(Michael van Laack) Außerhalb des muslimischen Erdkreises drückt im öffentlichen Raum nichts so sehr die Verachtung für einen anderen Menschen aus, wie das Anspucken. Bei Koran-Gläubigen könnte man eventuell das Bewerfen mit Schuhen noch als Steigerungsausdruck der Verachtung verstehen, aber so schnell kam Thuram in dieser Situation wohl nicht an seinen Fuß. Zum anderen äußerte er sich während seiner bisherigen Karriere noch nie dazu – ob er überhaupt und falls ja – an welchen Gott er glaubt!

Marcus Thuram ist Stürmer bei Borussia Mönchengladbach. Und der Sohn des weltberühmten französischen Nationalspielers Lilian Thuram, der sich während seiner aktiven Zeit zu Beginn dieses Jahrtausend aktiv und mit zahlreichen Ehrungen überhäuft gegen Rassismus (Schwarzen- und Islam-Feindlichkeit) einsetzte. Zudem war er Mitglied des französischen Integrationsrats, der sich um mehr Verständnis für die Belange der Muslime große Verdienste erwarb…

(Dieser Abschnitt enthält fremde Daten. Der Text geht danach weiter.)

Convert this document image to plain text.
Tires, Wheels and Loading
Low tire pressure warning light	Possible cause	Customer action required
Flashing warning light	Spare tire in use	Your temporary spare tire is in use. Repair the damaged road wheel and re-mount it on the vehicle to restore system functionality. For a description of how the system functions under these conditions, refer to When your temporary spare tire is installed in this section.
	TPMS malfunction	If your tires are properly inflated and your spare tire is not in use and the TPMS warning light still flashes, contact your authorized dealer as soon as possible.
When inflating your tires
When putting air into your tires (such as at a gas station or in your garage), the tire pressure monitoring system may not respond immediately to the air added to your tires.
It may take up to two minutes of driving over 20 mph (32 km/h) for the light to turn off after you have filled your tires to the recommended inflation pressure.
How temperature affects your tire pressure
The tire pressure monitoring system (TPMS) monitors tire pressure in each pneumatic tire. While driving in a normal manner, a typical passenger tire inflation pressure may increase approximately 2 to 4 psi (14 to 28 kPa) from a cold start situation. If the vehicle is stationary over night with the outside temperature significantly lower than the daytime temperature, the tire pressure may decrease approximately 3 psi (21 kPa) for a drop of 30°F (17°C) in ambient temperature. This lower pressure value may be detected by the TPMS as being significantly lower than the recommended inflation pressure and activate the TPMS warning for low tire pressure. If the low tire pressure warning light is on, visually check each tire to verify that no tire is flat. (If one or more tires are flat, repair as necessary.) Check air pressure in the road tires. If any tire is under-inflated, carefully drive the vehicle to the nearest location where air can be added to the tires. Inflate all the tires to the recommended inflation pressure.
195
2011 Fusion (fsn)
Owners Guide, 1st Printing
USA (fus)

Von Ericwaltr – Eigenes Werk, CC BY-SA 3.0

Allzuviel mit Allah hat aber auch der Papa definitiv nicht am Kopf, denn ebenso engagierte er sich vor einigen Jahren für die gleichgeschlechtliche Ehe und hatte kein Problem Damit, sich neben einem linksliberalen Kreuzträger ablichten zu lassen. Sehr skurril, diese Familie…

Alles nur ein Versehen?

Nicht nur deshalb wird er wohl gestern mit Grausen verfolgt haben, wie sein Sohn einem weißen biodeutschen Spieler der TSG 1899 Hoffenheim während des Bundesligaspiels ins Gesicht spuckte. Oder vielleicht doch nicht…?

Thuram entschuldigte sich auf Twitter wortreich, aber widersprüchlich: »Heute hat etwas stattgefunden, das nicht in meinem Charakter liegt und nie wieder vorkommen darf« »Ich habe mich gegenüber einem Gegner falsch verhalten.« »Es war ein Versehen und nicht beabsichtigt« »Ich entschuldige mich bei allen. Bei Stefan Posch, meinen Gegnern, meinen Teamkollegen, meiner Familie und allen, die meine Reaktion gesehen haben. Natürlich akzeptiere ich alle Konsequenzen meines Handelns.«

Vielleicht stecken auch Nazis dahinter!

Ein Versehen ist eine Handlung, die ich nicht absichtlich vollzogen habe. Folglich hat Thuram nur versehentlich die Nähe zum Kopf des Gegenspielers gesucht, nur versehentlich die Lippen gespitzt und Speichel gesammelt, nur versehentlich gespuckt und sich danach nur versehentlich fluchend abgewandt. OK…

Doch wer weiß, vielleicht war ja alles ganz anders. Vielleicht wird Thuram von deutschen Nazis dazu gezwungen, sich nach dem Spiel so zu äußern. Vielleicht hat man ja seine Familie bedroht, wenn er nicht die Schuld auf sich nimmt!  Vermutlich hat der Deutsche ganz böse Dinge zu Thuram gesagt wie: „Eines Tages werden nicht mehr wir niederknien, sondern ihr!“ Wie sonst sollte man sich die Spuckattacke erklären. Thuram muss rassistisch beleidigt worden sein. Sonst hätte er sich niemals nicht zu einer solchen Handlung hinreißen lassen. Er ist schwarz, er ist Muslim, er ist einfach… anständig! Punkt!

Zeit für eine andere Rassismus-Debatte

Karl-Heinz Rummenigge hat recht. Wenn der weiße Deutsche den schwarzen Franzosen angespuckt hätte, wäre gestern Abend und heute im Tagesverlauf überall die Post abgegangen. Und die üblichem Verdächtigen, die sich heute über Rummenigges Worte empören, wären die ersten gewesen, die in Tweets nach der Überprüfung von Bundeswehr und Polizei auf rassistische Gesinnung eine ebensolche für nichtmuslimische und nicht politisch korrekt pigmentierte Menschen im Bundesliga-Betrieb gefordert hätten. Ganz gewiss auch der Edel-Kommunist Kevin Kühnert.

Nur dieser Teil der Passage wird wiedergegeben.